Foi isso que pensámos. Foi isso que dissemos. Até
ser verdade.
Quando finalmente aconteceu percebemos que só
tínhamos previsto metade das consequências.
Se por absurdo os chineses duplicarem o respectivo
consumo de carne continuarão a consumir cerca de 30
por cento menos do que um americano mas isso
significará que no mundo surgirão compradores para
mais 60 milhões de toneladas de “bifes por ano”.

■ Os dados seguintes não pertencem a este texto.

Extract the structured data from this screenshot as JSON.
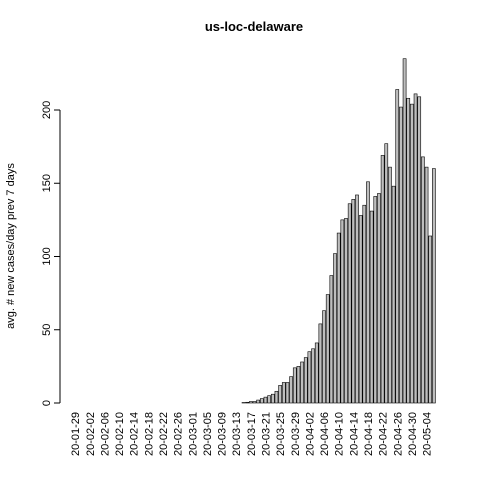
{
  "chart_data": {
    "type": "bar",
    "title": "us-loc-delaware",
    "y_label": "avg. # new cases/day prev  7  days",
    "categories": [
      "20-01-29",
      null,
      null,
      null,
      "20-02-02",
      null,
      null,
      null,
      "20-02-06",
      null,
      null,
      null,
      "20-02-10",
      null,
      null,
      null,
      "20-02-14",
      null,
      null,
      null,
      "20-02-18",
      null,
      null,
      null,
      "20-02-22",
      null,
      null,
      null,
      "20-02-26",
      null,
      null,
      null,
      "20-03-01",
      null,
      null,
      null,
      "20-03-05",
      null,
      null,
      null,
      "20-03-09",
      null,
      null,
      null,
      "20-03-13",
      null,
      null,
      null,
      "20-03-17",
      null,
      null,
      null,
      "20-03-21",
      null,
      null,
      null,
      "20-03-25",
      null,
      null,
      null,
      "20-03-29",
      null,
      null,
      null,
      "20-04-02",
      null,
      null,
      null,
      "20-04-06",
      null,
      null,
      null,
      "20-04-10",
      null,
      null,
      null,
      "20-04-14",
      null,
      null,
      null,
      "20-04-18",
      null,
      null,
      null,
      "20-04-22",
      null,
      null,
      null,
      "20-04-26",
      null,
      null,
      null,
      "20-04-30",
      null,
      null,
      null,
      "20-05-04",
      null,
      null
    ],
    "values": [
      0,
      0,
      0,
      0,
      0,
      0,
      0,
      0,
      0,
      0,
      0,
      0,
      0,
      0,
      0,
      0,
      0,
      0,
      0,
      0,
      0,
      0,
      0,
      0,
      0,
      0,
      0,
      0,
      0,
      0,
      0,
      0,
      0,
      0,
      0,
      0,
      0,
      0,
      0,
      0,
      0,
      0,
      0,
      0,
      0,
      0,
      0.3,
      0.5,
      1,
      1,
      2,
      3,
      4,
      5,
      6,
      8,
      12,
      14,
      14,
      18,
      24,
      25,
      28,
      31,
      35,
      37,
      41,
      54,
      63,
      74,
      87,
      102,
      116,
      125,
      126,
      136,
      139,
      142,
      128,
      135,
      151,
      131,
      141,
      143,
      169,
      177,
      161,
      148,
      214,
      202,
      235,
      208,
      204,
      211,
      209,
      168,
      161,
      114,
      160
    ],
    "color": "#bebebe",
    "ylim": [
      0,
      240
    ],
    "yticks": [
      0,
      50,
      100,
      150,
      200
    ]
  }
}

Isso significa produzir mais 240 milhões de vacas,
600 milhões de porcos ou mais simplesmente 24 mil
milhões de galinhas lembrava o jornal britânico “The
Guardian”.
E para alimentar a dita bicharada precisaremos de
quê? De 50 mil milhões de novas rações para galinhas
ou quase 200 mil milhões de quilos de ração para
bovinos.
Para o conseguir resta produzir muito mais cereais
do que estamos a fazer ou desviar do consumo de
humanos uma boa parte do stock produzido. Resultado:
enquanto uns começam finalmente a poder comer carne
e leite outros deixam de se poder alimentar a pão e
água.
Não chega a terra para que todos comam? Tinha razão
Malthus para nos alertar para o risco da
sobrepovoação do planeta? Falso.
Que se passa então? Temos terra, temos tecnologias,
temos meios para conseguir alimentar toda a
humanidade na abundância. Porque não o fazemos?
Simplesmente porque todos esperamos demasiado do
mercado e esquecemos que o livre comércio não
dispensa nem a regulação nem o valor da compaixão.